DensifyBeforehand: LiDAR-assisted Content-aware Densification for Efficient and Quality 3D Gaussian Splatting

TL;DR

This paper introduces a LiDAR-assisted, content-aware densification method for 3D Gaussian Splatting that improves visual quality and efficiency by initializing dense point clouds before optimization, reducing resource use.

Contribution

It proposes a novel densify beforehand approach combining LiDAR and monocular depth, bypassing adaptive density control to enhance 3D scene initialization and efficiency.

Findings

Achieves comparable visual quality to state-of-the-art methods.

Reduces resource consumption and training time significantly.
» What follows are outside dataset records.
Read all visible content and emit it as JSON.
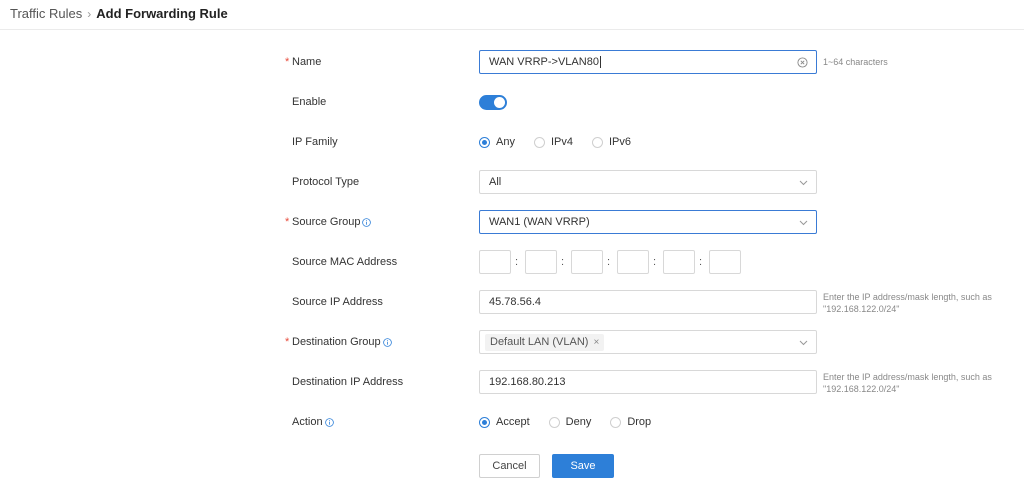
{
  "breadcrumb": {
    "parent": "Traffic Rules",
    "separator": "›",
    "current": "Add Forwarding Rule"
  },
  "form": {
    "name": {
      "label": "Name",
      "required": "*",
      "value": "WAN VRRP->VLAN80",
      "hint": "1~64 characters",
      "icon": "clear-circle-icon"
    },
    "enable": {
      "label": "Enable",
      "on": true
    },
    "ip_family": {
      "label": "IP Family",
      "options": [
        "Any",
        "IPv4",
        "IPv6"
      ],
      "selected": "Any"
    },
    "protocol_type": {
      "label": "Protocol Type",
      "value": "All"
    },
    "source_group": {
      "label": "Source Group",
      "required": "*",
      "value": "WAN1 (WAN VRRP)"
    },
    "source_mac": {
      "label": "Source MAC Address",
      "segments": [
        "",
        "",
        "",
        "",
        "",
        ""
      ],
      "separator": ":"
    },
    "source_ip": {
      "label": "Source IP Address",
      "value": "45.78.56.4",
      "hint_line1": "Enter the IP address/mask length, such as",
      "hint_line2": "\"192.168.122.0/24\""
    },
    "destination_group": {
      "label": "Destination Group",
      "required": "*",
      "tag": "Default LAN (VLAN)",
      "tag_close": "×"
    },
    "destination_ip": {
      "label": "Destination IP Address",
      "value": "192.168.80.213",
      "hint_line1": "Enter the IP address/mask length, such as",
      "hint_line2": "\"192.168.122.0/24\""
    },
    "action": {
      "label": "Action",
      "options": [
        "Accept",
        "Deny",
        "Drop"
      ],
      "selected": "Accept"
    }
  },
  "buttons": {
    "cancel": "Cancel",
    "save": "Save"
  },
  "colors": {
    "accent": "#2d7fd8",
    "required": "#e74c3c",
    "border": "#d8d8d8"
  }
}
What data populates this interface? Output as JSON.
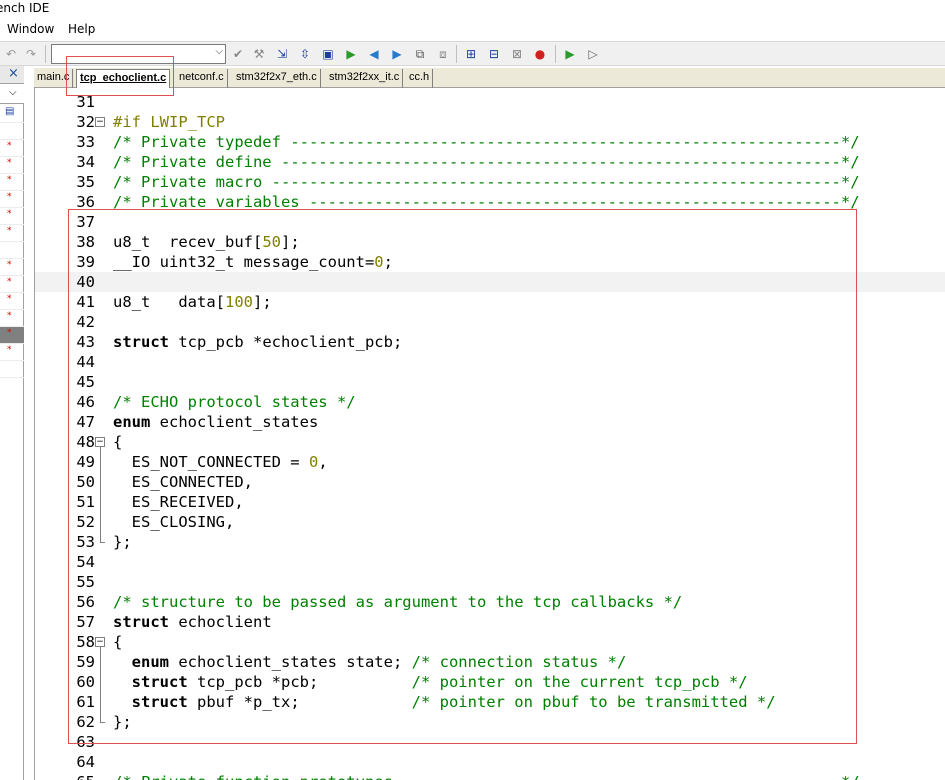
{
  "window": {
    "title": "ench IDE"
  },
  "menu": [
    {
      "label": "Window",
      "x": 7
    },
    {
      "label": "Help",
      "x": 68
    }
  ],
  "toolbar": {
    "combo_value": "",
    "combo_arrow": "⌵"
  },
  "left_pane": {
    "close_glyph": "×",
    "dropdown_glyph": "⌵"
  },
  "tabs": [
    {
      "label": "main.c",
      "active": false
    },
    {
      "label": "tcp_echoclient.c",
      "active": true
    },
    {
      "label": "netconf.c",
      "active": false
    },
    {
      "label": "stm32f2x7_eth.c",
      "active": false
    },
    {
      "label": "stm32f2xx_it.c",
      "active": false
    },
    {
      "label": "cc.h",
      "active": false
    }
  ],
  "code_lines": [
    {
      "n": "31",
      "tokens": []
    },
    {
      "n": "32",
      "fold": "open",
      "tokens": [
        {
          "t": "#if LWIP_TCP",
          "c": "pp"
        }
      ]
    },
    {
      "n": "33",
      "tokens": [
        {
          "t": "/* Private typedef -----------------------------------------------------------*/",
          "c": "cm"
        }
      ]
    },
    {
      "n": "34",
      "tokens": [
        {
          "t": "/* Private define ------------------------------------------------------------*/",
          "c": "cm"
        }
      ]
    },
    {
      "n": "35",
      "tokens": [
        {
          "t": "/* Private macro -------------------------------------------------------------*/",
          "c": "cm"
        }
      ]
    },
    {
      "n": "36",
      "tokens": [
        {
          "t": "/* Private variables ---------------------------------------------------------*/",
          "c": "cm"
        }
      ]
    },
    {
      "n": "37",
      "tokens": []
    },
    {
      "n": "38",
      "tokens": [
        {
          "t": "u8_t  recev_buf[",
          "c": "pl"
        },
        {
          "t": "50",
          "c": "num"
        },
        {
          "t": "];",
          "c": "pl"
        }
      ]
    },
    {
      "n": "39",
      "tokens": [
        {
          "t": "__IO uint32_t message_count=",
          "c": "pl"
        },
        {
          "t": "0",
          "c": "num"
        },
        {
          "t": ";",
          "c": "pl"
        }
      ]
    },
    {
      "n": "40",
      "hl": true,
      "tokens": []
    },
    {
      "n": "41",
      "tokens": [
        {
          "t": "u8_t   data[",
          "c": "pl"
        },
        {
          "t": "100",
          "c": "num"
        },
        {
          "t": "];",
          "c": "pl"
        }
      ]
    },
    {
      "n": "42",
      "tokens": []
    },
    {
      "n": "43",
      "tokens": [
        {
          "t": "struct",
          "c": "kw"
        },
        {
          "t": " tcp_pcb *echoclient_pcb;",
          "c": "pl"
        }
      ]
    },
    {
      "n": "44",
      "tokens": []
    },
    {
      "n": "45",
      "tokens": []
    },
    {
      "n": "46",
      "tokens": [
        {
          "t": "/* ECHO protocol states */",
          "c": "cm"
        }
      ]
    },
    {
      "n": "47",
      "tokens": [
        {
          "t": "enum",
          "c": "kw"
        },
        {
          "t": " echoclient_states",
          "c": "pl"
        }
      ]
    },
    {
      "n": "48",
      "fold": "open",
      "tokens": [
        {
          "t": "{",
          "c": "pl"
        }
      ]
    },
    {
      "n": "49",
      "tokens": [
        {
          "t": "  ES_NOT_CONNECTED = ",
          "c": "pl"
        },
        {
          "t": "0",
          "c": "num"
        },
        {
          "t": ",",
          "c": "pl"
        }
      ]
    },
    {
      "n": "50",
      "tokens": [
        {
          "t": "  ES_CONNECTED,",
          "c": "pl"
        }
      ]
    },
    {
      "n": "51",
      "tokens": [
        {
          "t": "  ES_RECEIVED,",
          "c": "pl"
        }
      ]
    },
    {
      "n": "52",
      "tokens": [
        {
          "t": "  ES_CLOSING,",
          "c": "pl"
        }
      ]
    },
    {
      "n": "53",
      "fold": "end",
      "tokens": [
        {
          "t": "};",
          "c": "pl"
        }
      ]
    },
    {
      "n": "54",
      "tokens": []
    },
    {
      "n": "55",
      "tokens": []
    },
    {
      "n": "56",
      "tokens": [
        {
          "t": "/* structure to be passed as argument to the tcp callbacks */",
          "c": "cm"
        }
      ]
    },
    {
      "n": "57",
      "tokens": [
        {
          "t": "struct",
          "c": "kw"
        },
        {
          "t": " echoclient",
          "c": "pl"
        }
      ]
    },
    {
      "n": "58",
      "fold": "open",
      "tokens": [
        {
          "t": "{",
          "c": "pl"
        }
      ]
    },
    {
      "n": "59",
      "tokens": [
        {
          "t": "  ",
          "c": "pl"
        },
        {
          "t": "enum",
          "c": "kw"
        },
        {
          "t": " echoclient_states state; ",
          "c": "pl"
        },
        {
          "t": "/* connection status */",
          "c": "cm"
        }
      ]
    },
    {
      "n": "60",
      "tokens": [
        {
          "t": "  ",
          "c": "pl"
        },
        {
          "t": "struct",
          "c": "kw"
        },
        {
          "t": " tcp_pcb *pcb;          ",
          "c": "pl"
        },
        {
          "t": "/* pointer on the current tcp_pcb */",
          "c": "cm"
        }
      ]
    },
    {
      "n": "61",
      "tokens": [
        {
          "t": "  ",
          "c": "pl"
        },
        {
          "t": "struct",
          "c": "kw"
        },
        {
          "t": " pbuf *p_tx;            ",
          "c": "pl"
        },
        {
          "t": "/* pointer on pbuf to be transmitted */",
          "c": "cm"
        }
      ]
    },
    {
      "n": "62",
      "fold": "end",
      "tokens": [
        {
          "t": "};",
          "c": "pl"
        }
      ]
    },
    {
      "n": "63",
      "tokens": []
    },
    {
      "n": "64",
      "tokens": []
    },
    {
      "n": "65",
      "tokens": [
        {
          "t": "/* Private function prototypes -----------------------------------------------*/",
          "c": "cm"
        }
      ]
    }
  ]
}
Effectively preserves regions of interest in complex scenes.

Abstract

This paper addresses the limitations of existing 3D Gaussian Splatting (3DGS) methods, particularly their reliance on adaptive density control, which can lead to floating artifacts and inefficient resource usage. We propose a novel densify beforehand approach that enhances the initialization of 3D scenes by combining sparse LiDAR data with monocular depth estimation from corresponding RGB images. Our ROI-aware sampling scheme prioritizes semantically and geometrically important regions, yielding a dense point cloud that improves visual fidelity and computational efficiency. This densify beforehand approach bypasses the adaptive density control that may introduce redundant Gaussians in the original pipeline, allowing the optimization to focus on the other attributes of 3D Gaussian primitives, reducing overlap while enhancing visual quality. Our method achieves comparable results to state-of-the-art techniques while significantly lowering resource consumption and training time. We validate our approach through extensive comparisons and ablation studies on four newly collected datasets, showcasing its effectiveness in preserving regions of interest in complex scenes.